Contacté par Europe 1, le parquet de Paris indique que les éléments qui lui ont été transmis sont en cours d'analyse et de recoupement, sans préciser de quels éléments il s'agit. Les deux témoins potentiels ne se sont en tout cas pas encore manifestés auprès de la justice française.

Autre difficulté, celle de la qualification d'une éventuelle enquête en France, puisque le suspect principal est mort, ce qui éteint les poursuites. Sauf si la justice a connaissance de tierces personnes qui auraient donc contribué à ce trafic ou en auraient eu simplement connaissance. Dans ce cas, celles-ci pourraient être poursuivies, par exemple, pour non-dénonciation.

La mort dans sa cellule de prison new-yorkaise du financier et figure de la jet set américaine Jeffrey Epstein, 66 ans, a causé la stupeur aux États-Unis et déclenché des enquêtes du FBI et du ministère de la Justice. Sa mort qualifiée d'"apparent suicide" par l'administration pénitentiaire a immédiatement donné lieu à plusieurs théories du complot et à un scandale aux États-Unis, certains croyant plus à un meurtre qu'à un suicide en raison de ses nombreuses connexions dans les cercles du pouvoir.

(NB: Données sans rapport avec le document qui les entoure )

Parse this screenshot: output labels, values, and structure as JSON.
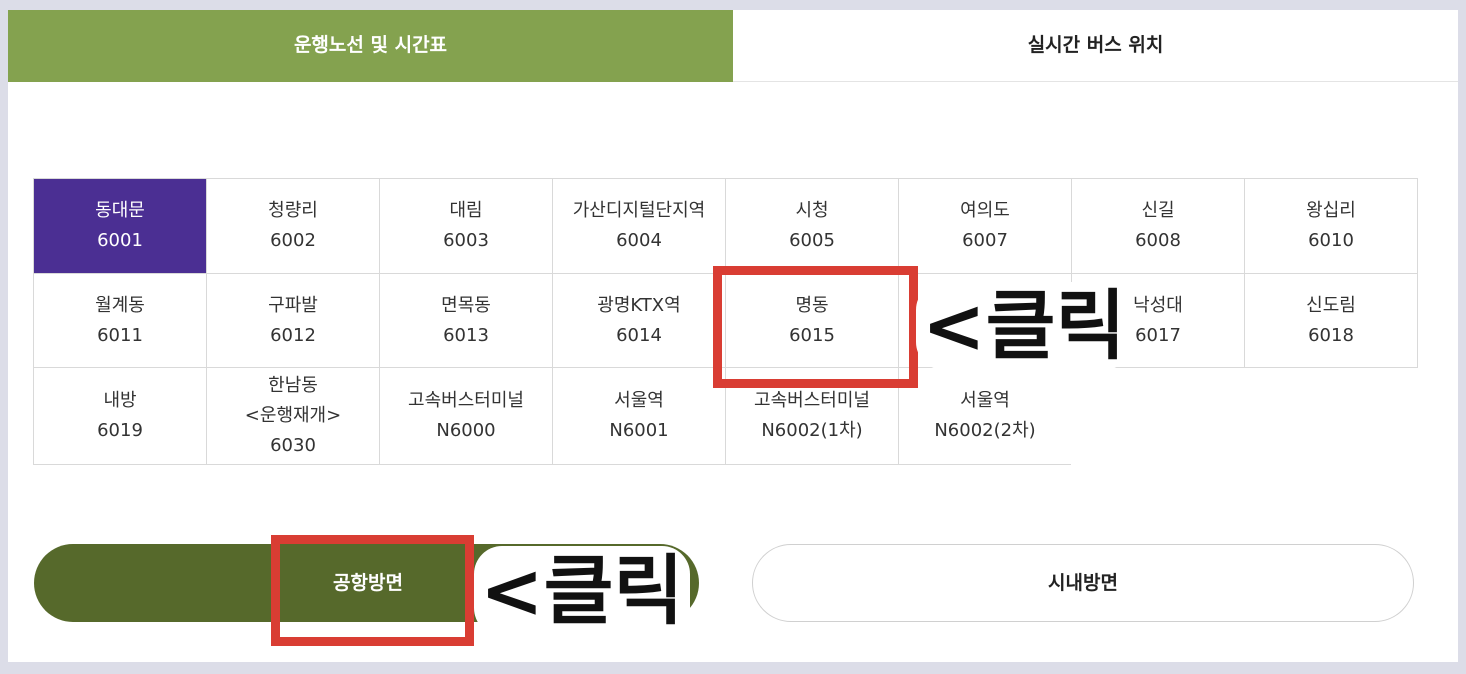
{
  "tabs": [
    {
      "label": "운행노선 및 시간표",
      "active": true
    },
    {
      "label": "실시간 버스 위치",
      "active": false
    }
  ],
  "routes": [
    {
      "name": "동대문",
      "code": "6001",
      "selected": true
    },
    {
      "name": "청량리",
      "code": "6002"
    },
    {
      "name": "대림",
      "code": "6003"
    },
    {
      "name": "가산디지털단지역",
      "code": "6004"
    },
    {
      "name": "시청",
      "code": "6005"
    },
    {
      "name": "여의도",
      "code": "6007"
    },
    {
      "name": "신길",
      "code": "6008"
    },
    {
      "name": "왕십리",
      "code": "6010"
    },
    {
      "name": "월계동",
      "code": "6011"
    },
    {
      "name": "구파발",
      "code": "6012"
    },
    {
      "name": "면목동",
      "code": "6013"
    },
    {
      "name": "광명KTX역",
      "code": "6014"
    },
    {
      "name": "명동",
      "code": "6015"
    },
    {
      "name": "",
      "code": ""
    },
    {
      "name": "낙성대",
      "code": "6017"
    },
    {
      "name": "신도림",
      "code": "6018"
    },
    {
      "name": "내방",
      "code": "6019"
    },
    {
      "name": "한남동",
      "note": "<운행재개>",
      "code": "6030"
    },
    {
      "name": "고속버스터미널",
      "code": "N6000"
    },
    {
      "name": "서울역",
      "code": "N6001"
    },
    {
      "name": "고속버스터미널",
      "code": "N6002(1차)"
    },
    {
      "name": "서울역",
      "code": "N6002(2차)"
    }
  ],
  "direction_buttons": {
    "airport": "공항방면",
    "city": "시내방면"
  },
  "annotations": {
    "click_label": "<클릭",
    "highlight_color": "#d93d33"
  },
  "colors": {
    "tab_active": "#84a24f",
    "selected_route": "#4b2f93",
    "airport_button": "#56692b"
  }
}
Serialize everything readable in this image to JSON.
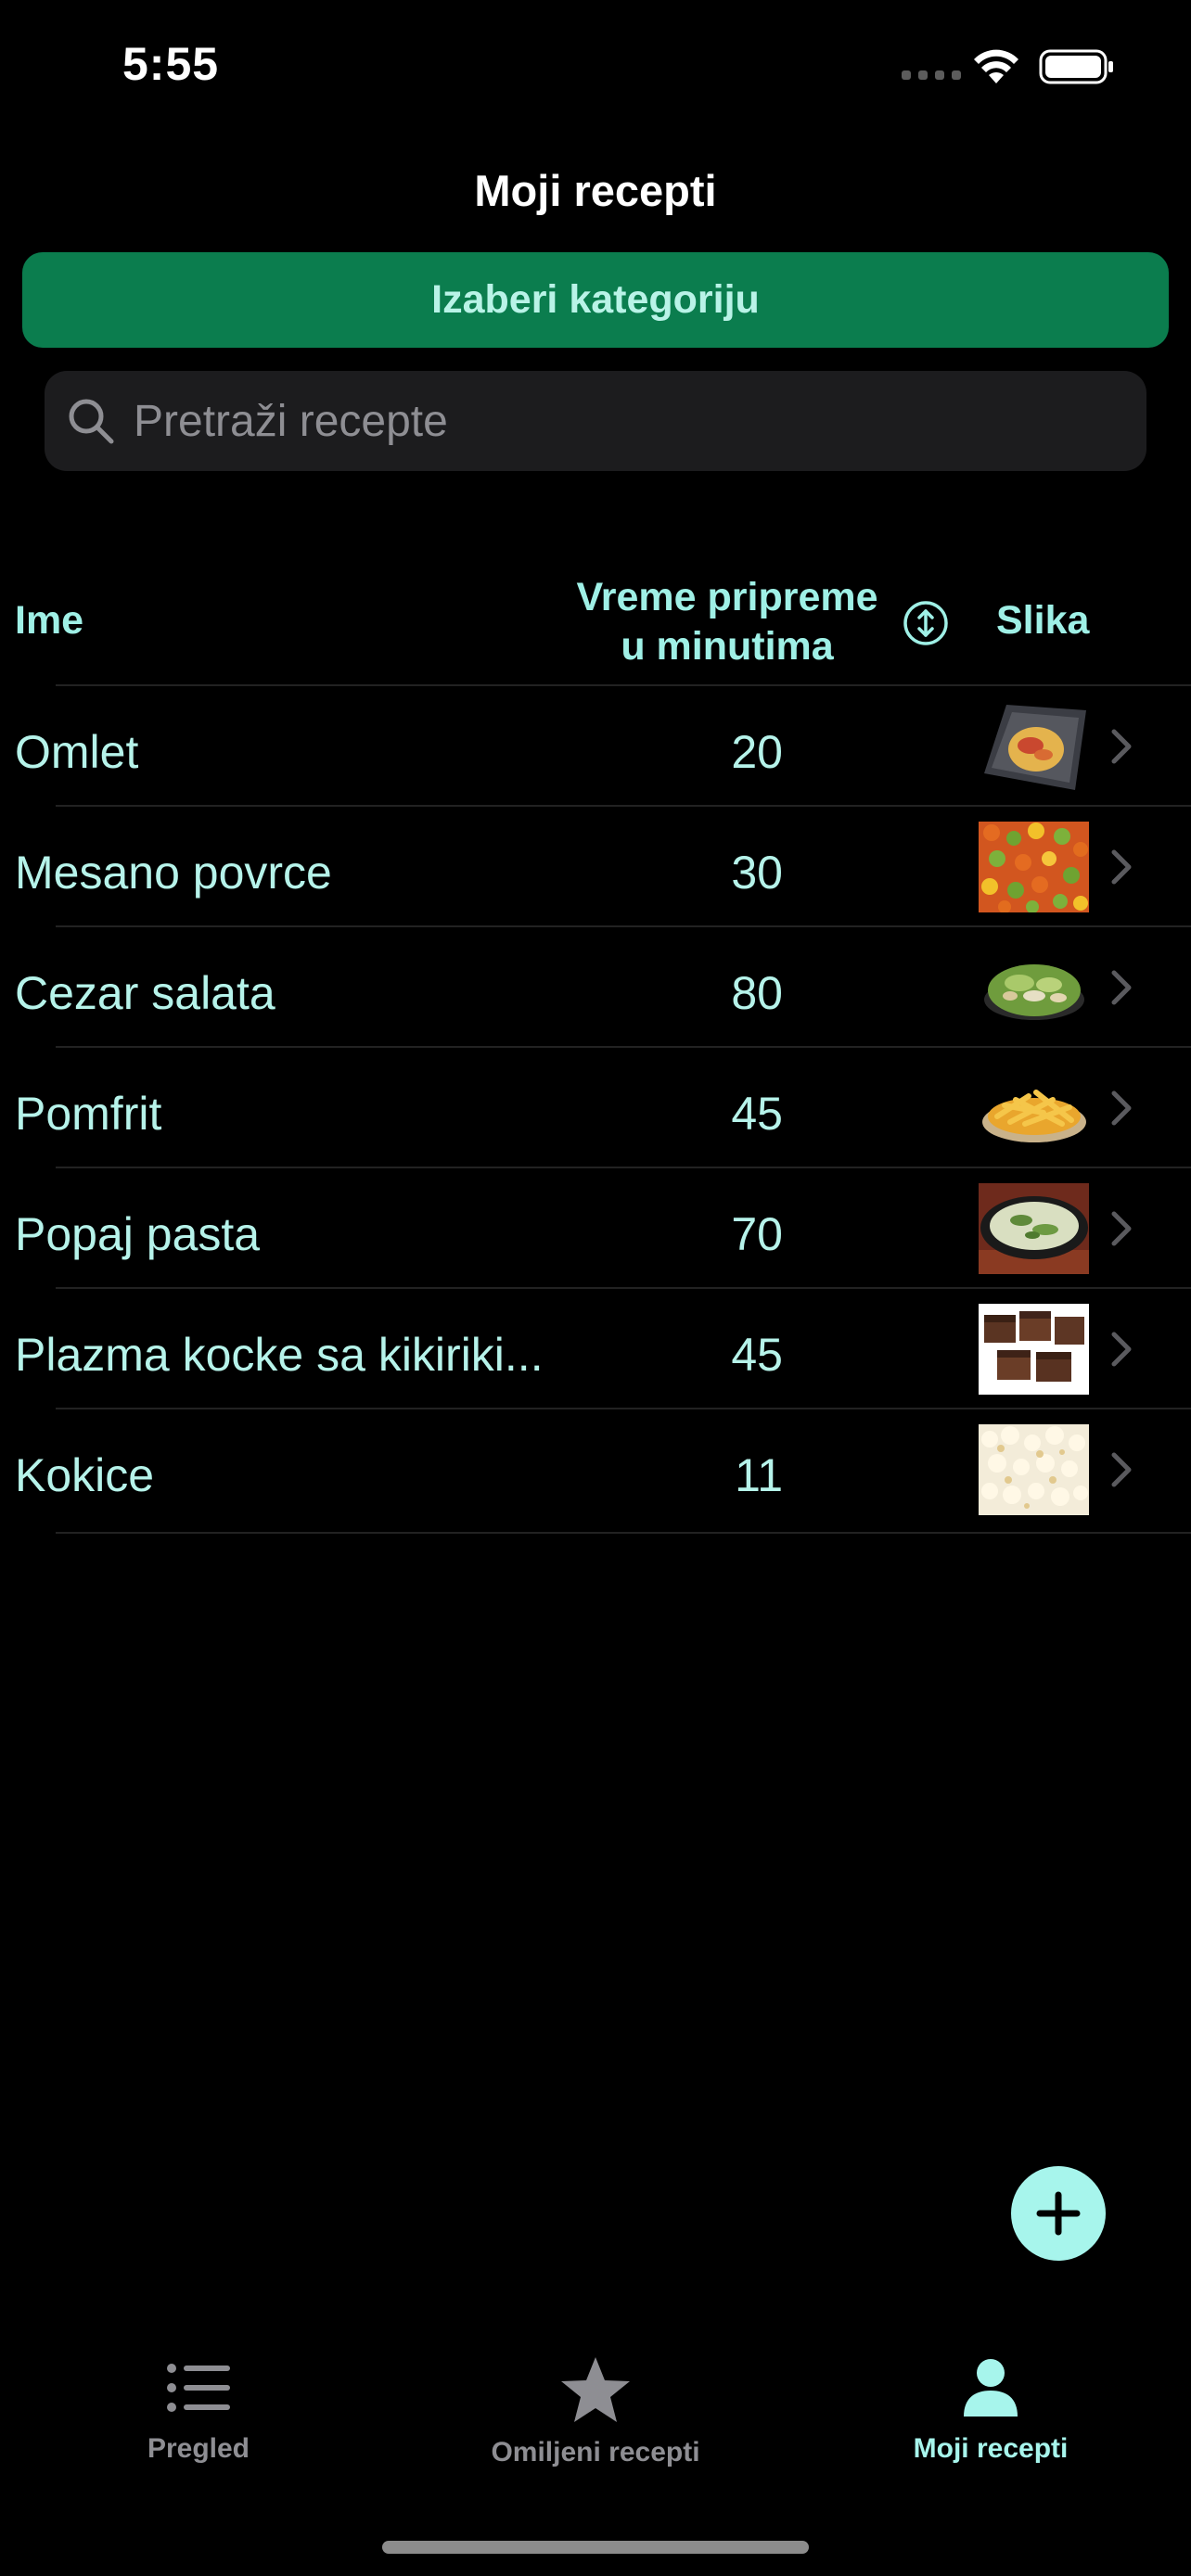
{
  "status_bar": {
    "time": "5:55"
  },
  "header": {
    "title": "Moji recepti"
  },
  "category_button": {
    "label": "Izaberi kategoriju"
  },
  "search": {
    "placeholder": "Pretraži recepte",
    "value": ""
  },
  "table": {
    "columns": {
      "name": "Ime",
      "time_line1": "Vreme pripreme",
      "time_line2": "u minutima",
      "image": "Slika"
    },
    "rows": [
      {
        "name": "Omlet",
        "time": "20",
        "image": "omelette-photo"
      },
      {
        "name": "Mesano povrce",
        "time": "30",
        "image": "mixed-vegetables-photo"
      },
      {
        "name": "Cezar salata",
        "time": "80",
        "image": "caesar-salad-photo"
      },
      {
        "name": "Pomfrit",
        "time": "45",
        "image": "french-fries-photo"
      },
      {
        "name": "Popaj pasta",
        "time": "70",
        "image": "spinach-pasta-photo"
      },
      {
        "name": "Plazma kocke sa kikiriki...",
        "time": "45",
        "image": "cake-cubes-photo"
      },
      {
        "name": "Kokice",
        "time": "11",
        "image": "popcorn-photo"
      }
    ]
  },
  "tabs": [
    {
      "label": "Pregled",
      "icon": "list-icon",
      "active": false
    },
    {
      "label": "Omiljeni recepti",
      "icon": "star-icon",
      "active": false
    },
    {
      "label": "Moji recepti",
      "icon": "person-icon",
      "active": true
    }
  ],
  "colors": {
    "accent": "#a7f5ec",
    "text_accent": "#b6f3ea",
    "button_green": "#0b7d4e",
    "inactive_tab": "#8e8e93"
  }
}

Il n'appartient pas au gouvernement de décider des "poursuites", recadre Belloubet

La ministre de la Justice a rappelé lundi qu'il n'appartenait pas au gouvernement de décider des "poursuites", après la déclaration des deux secrétaires d'État. "Les poursuites ne sont pas des décisions du gouvernement. Depuis 2013, les instructions individuelles sont prohibées, conformément au principe d'indépendance de l'autorité judiciaire", a souligné Nicole Belloubet, dans un message transmis à l'AFP.